In recent months, Geron had seen the departure of key leaders, including the director of the stem-cell study, neuroscientist Ed Wirth, and its former CEO, Tom Okarma. “The writing was on the wall, but I am disappointed, because this could mean other companies will be a little more reluctant to follow their footsteps,” says Wise Young, an expert on spinal-cord injury at Rutgers University. Young estimated that there are still dozens of companies, mostly startups, working on potential stem-cell treatments.
The attempt to study stem cells in humans had proved stupendously expensive and slow-moving for Geron. The company estimated that it spent $45 million just to win FDA approval for the initial safety trial of its treatment, known as GRNOPC1. As of October, however, only four patients had been treated, and the company would have had to spend tens of millions more in order to finish the study.
GRNOPC1 consisted of a preparation of immature oligodendrocyte cells grown in the lab from embryonic precursors. While injections of such cells had been reported to help injured rats, Geron’s decision to test it in people had attracted scientific skeptics who believed GRNOPC1 was unlikely to work, and might even harm patients.
“A lot of experts in the field were surprised that they selected spinal-cord injury as their first application.

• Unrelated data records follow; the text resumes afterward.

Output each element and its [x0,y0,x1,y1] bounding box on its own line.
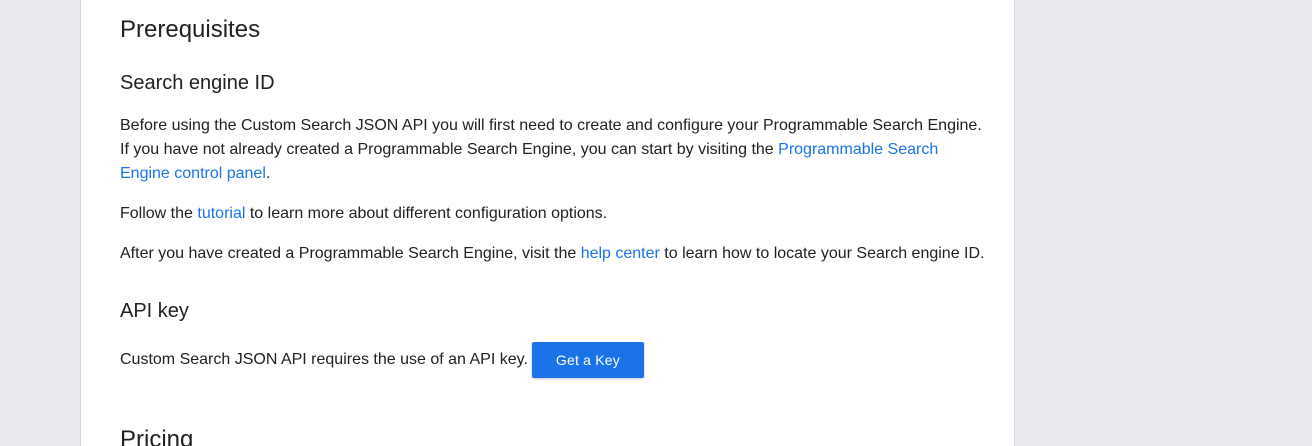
tutorial-link[interactable]: tutorial [197,205,245,222]
pricing-heading: Pricing [120,426,194,446]
paragraph-text: After you have created a Programmable Se… [120,245,581,262]
get-a-key-button[interactable]: Get a Key [531,342,644,378]
paragraph-text: . [265,165,271,182]
tutorial-paragraph: Follow the tutorial to learn more about … [120,202,990,226]
api-key-text: Custom Search JSON API requires the use … [120,351,528,368]
help-center-link[interactable]: help center [581,245,660,262]
help-center-paragraph: After you have created a Programmable Se… [120,242,990,266]
api-key-heading: API key [120,300,189,322]
paragraph-text: to learn how to locate your Search engin… [659,245,985,262]
page: Prerequisites Search engine ID Before us… [0,0,1312,446]
paragraph-text: Follow the [120,205,198,222]
search-engine-id-heading: Search engine ID [120,72,275,94]
paragraph-text: to learn more about different configurat… [245,205,608,222]
search-engine-intro-paragraph: Before using the Custom Search JSON API … [120,114,990,186]
api-key-row: Custom Search JSON API requires the use … [120,342,644,378]
content-card: Prerequisites Search engine ID Before us… [80,0,1015,446]
prerequisites-heading: Prerequisites [120,16,261,43]
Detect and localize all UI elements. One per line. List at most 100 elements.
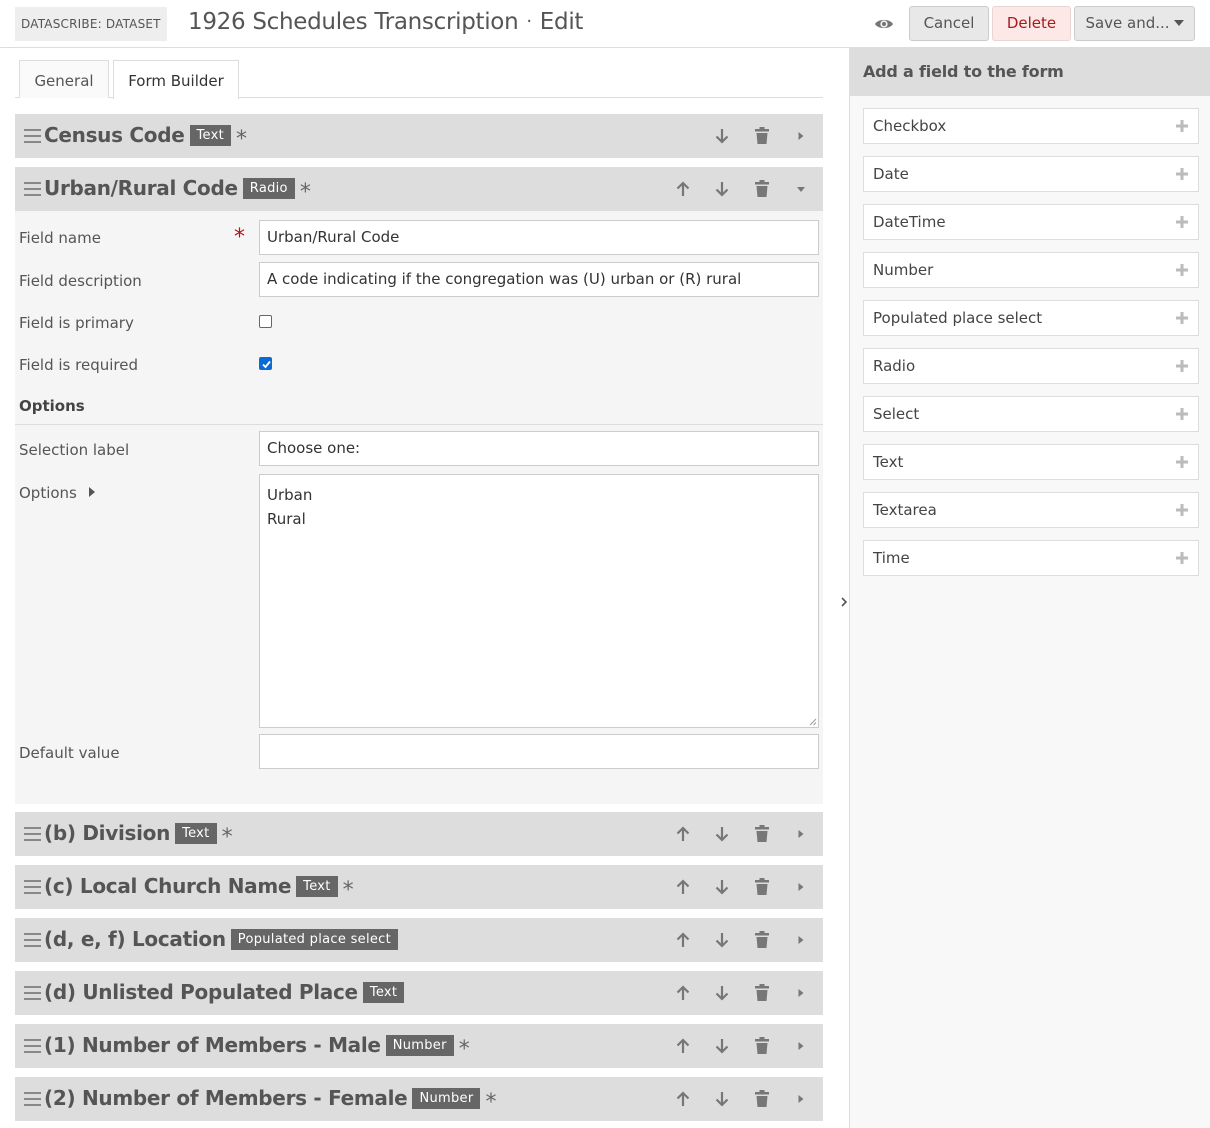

There were not very good end points, and we knew it was going to be very difficult to show a biological effect,” says Robert Lanza, chief medical officer of Advanced Cell Technology. Advanced Cell, based in Marlborough, Massachusetts, is carrying out the only other FDA-approved trials using embryonic stem cells, which aim to treat macular degeneration, an eye disease that causes blindness. Lanza says Geron’s decision to quit the field “definitely puts a lot of pressure on us to deliver a success.”
In ending its stem-cell research, Geron will lay off 66 people, or 38 percent of its workforce.